When you have two biological clocks, you must rethink your relationship with time and time management. You must learn to balance career, family, friends, volunteer work, workouts, and self-care. The secret is to timing your life with your second clock in mind rather than simply adhering to the 24-hour clock.

#30

Cycle syncing is about including your female reality in the choices you make, reclaiming your sovereignty, and increasing your enjoyment and well-being. It requires you to make choices about what works for you and what doesn’t.

#31

The secret to understanding your cycle and using it to your advantage is to tune in to it. This will allow you to achieve more of what you want and enjoy the process along the way.

#32

The secret to more is actually doing less. It may seem treasonous at first, but the more-is-better philosophy is based on a false notion of scarcity that’s rooted in our culture. The truth is, you have too much time if you’re ignoring your second clock.

#33

When you’re dealing with painful periods, headaches, and PMS, it’s much harder to succeed in the male-patterned world of productivity.

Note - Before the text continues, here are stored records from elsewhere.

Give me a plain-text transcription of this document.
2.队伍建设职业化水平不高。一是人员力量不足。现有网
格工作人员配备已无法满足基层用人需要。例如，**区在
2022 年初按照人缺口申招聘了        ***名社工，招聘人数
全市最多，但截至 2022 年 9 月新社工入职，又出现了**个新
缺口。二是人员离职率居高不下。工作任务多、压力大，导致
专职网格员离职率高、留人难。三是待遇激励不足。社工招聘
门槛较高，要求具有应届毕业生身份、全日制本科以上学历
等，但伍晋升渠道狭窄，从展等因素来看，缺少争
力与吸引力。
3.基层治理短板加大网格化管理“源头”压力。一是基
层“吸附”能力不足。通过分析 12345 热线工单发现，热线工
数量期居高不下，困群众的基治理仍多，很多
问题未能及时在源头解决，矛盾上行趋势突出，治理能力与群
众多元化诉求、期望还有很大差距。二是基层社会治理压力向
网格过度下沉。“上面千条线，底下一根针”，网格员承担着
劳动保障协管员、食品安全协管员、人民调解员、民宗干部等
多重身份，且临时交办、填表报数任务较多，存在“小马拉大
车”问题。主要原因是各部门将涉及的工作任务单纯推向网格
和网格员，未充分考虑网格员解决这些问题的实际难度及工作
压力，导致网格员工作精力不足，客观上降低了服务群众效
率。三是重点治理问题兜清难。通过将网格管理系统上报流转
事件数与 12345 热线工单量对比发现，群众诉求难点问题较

You begin to think you’re not good at time management. But when you adopt a right-timing approach, you can stop trying to master time and instead think about managing your energy.

#34

Right-timing means that everything has an ideal moment. You are meant to live your life in rhythm with the cycle of creation, from seed to growth to harvest to rest. But our culture demands perpetual growth and harvest.

#35

The cult of busyness is having a negative impact on our health and well-being. We’re all becoming over-scheduled, and this leaves no time for restorative, relaxing activities.

#36

The same way you may want to cut some tasks from your schedule, you may want to rethink your concept of success and productivity. Does productivity equal success. If you have to give up all the things you love in order to rise up the corporate ladder or reach a goal, is it really a win.

#37

One of the things that blocks your ability to access the gifts of your second clock is the expectation that you should be a static creature. You are not. You are a dynamic being who experiences emotional energy levels that expand and retract throughout your cycle.